Posted: Fri Dec 17, 2021 3:38 am
by JanCannon
I am trying to build a profile from the calibration target and am working with a raw linear camera profile in Lightroom. I was wondering if there is a best practice for this. Also, is it better to apply sharpening and color noise reduction in LR or better to leave that until Photoshop? Another question, is a percentage range for quality in the 90s something that you really don’t have to worry about too much? In Ver. 8 of Neat Image I would often get in the high 90s or 100 on some of my profiles but in Ver. 9 I am often getting lower 90s. One difference that might be a factor is that I shot the Ver. 8 profiles off of a printed calibration image and in Ver. 9 I am photographing it from the computer screen. And last question, as I understand it (AP) in the match means that the match is 100%. Please let me know if that isn’t the case. Thanks.

Re: Building a profile best practice

Posted: Fri Dec 17, 2021 7:32 pm
by NITeam
Regarding best practices, I would recommend to send regular gamma corrected images to Neat Image for profiling and processing.

It is best to make as few changes to the original image data as possible to not make the job the filter more difficult.

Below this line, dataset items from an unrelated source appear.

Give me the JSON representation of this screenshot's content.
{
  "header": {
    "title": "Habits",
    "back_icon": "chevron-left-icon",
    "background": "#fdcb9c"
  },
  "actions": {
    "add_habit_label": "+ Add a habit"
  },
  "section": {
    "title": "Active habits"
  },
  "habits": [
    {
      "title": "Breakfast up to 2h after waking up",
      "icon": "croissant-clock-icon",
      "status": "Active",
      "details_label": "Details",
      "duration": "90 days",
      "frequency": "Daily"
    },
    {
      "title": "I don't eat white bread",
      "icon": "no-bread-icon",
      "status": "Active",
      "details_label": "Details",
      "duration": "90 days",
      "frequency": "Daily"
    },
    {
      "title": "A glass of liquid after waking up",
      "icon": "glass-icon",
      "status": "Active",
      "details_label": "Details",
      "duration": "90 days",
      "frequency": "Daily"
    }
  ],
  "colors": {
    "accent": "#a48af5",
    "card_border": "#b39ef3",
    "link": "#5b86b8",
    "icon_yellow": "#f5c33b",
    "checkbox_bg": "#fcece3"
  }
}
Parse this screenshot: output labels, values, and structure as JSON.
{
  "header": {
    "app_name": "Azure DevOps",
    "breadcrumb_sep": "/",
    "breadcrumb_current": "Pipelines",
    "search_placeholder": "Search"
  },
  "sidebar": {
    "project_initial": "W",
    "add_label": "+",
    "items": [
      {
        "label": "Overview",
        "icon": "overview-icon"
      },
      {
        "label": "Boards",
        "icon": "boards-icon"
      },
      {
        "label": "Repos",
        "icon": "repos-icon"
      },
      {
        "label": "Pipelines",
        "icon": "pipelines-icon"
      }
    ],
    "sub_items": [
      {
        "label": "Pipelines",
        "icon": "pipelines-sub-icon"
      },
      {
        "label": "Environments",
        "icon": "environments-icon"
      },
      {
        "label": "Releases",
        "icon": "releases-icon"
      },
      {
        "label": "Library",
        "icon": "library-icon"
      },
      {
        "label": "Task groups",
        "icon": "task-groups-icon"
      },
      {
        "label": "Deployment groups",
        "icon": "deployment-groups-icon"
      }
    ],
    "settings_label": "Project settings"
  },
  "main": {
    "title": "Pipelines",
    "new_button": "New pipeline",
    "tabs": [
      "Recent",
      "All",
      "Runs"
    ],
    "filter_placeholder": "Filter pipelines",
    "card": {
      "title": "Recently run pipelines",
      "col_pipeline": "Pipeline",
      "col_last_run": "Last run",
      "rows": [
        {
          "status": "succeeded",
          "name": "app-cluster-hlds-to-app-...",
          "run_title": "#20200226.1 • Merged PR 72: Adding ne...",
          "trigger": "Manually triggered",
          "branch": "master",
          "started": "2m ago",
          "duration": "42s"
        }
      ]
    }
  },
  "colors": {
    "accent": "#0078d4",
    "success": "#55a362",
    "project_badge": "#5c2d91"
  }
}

This will also make the profile management easier because you will not need to keep track of those adjustments taking place before noise analysis and reduction as those adjustments may change the properties of the noise. It is usually easier to do that after noise reduction.

The quality values may change from version to version but I would not worry about lower vs high 90s. That is very good level in either case. You can of course try to use a printed target for comparison but as long as you do not make obvious mistakes (like shooting in-focus or including some details in the primary analysis area), you will be fine.

Yes, (AP) in the Match field means perfect match because the profile has been built using this very image.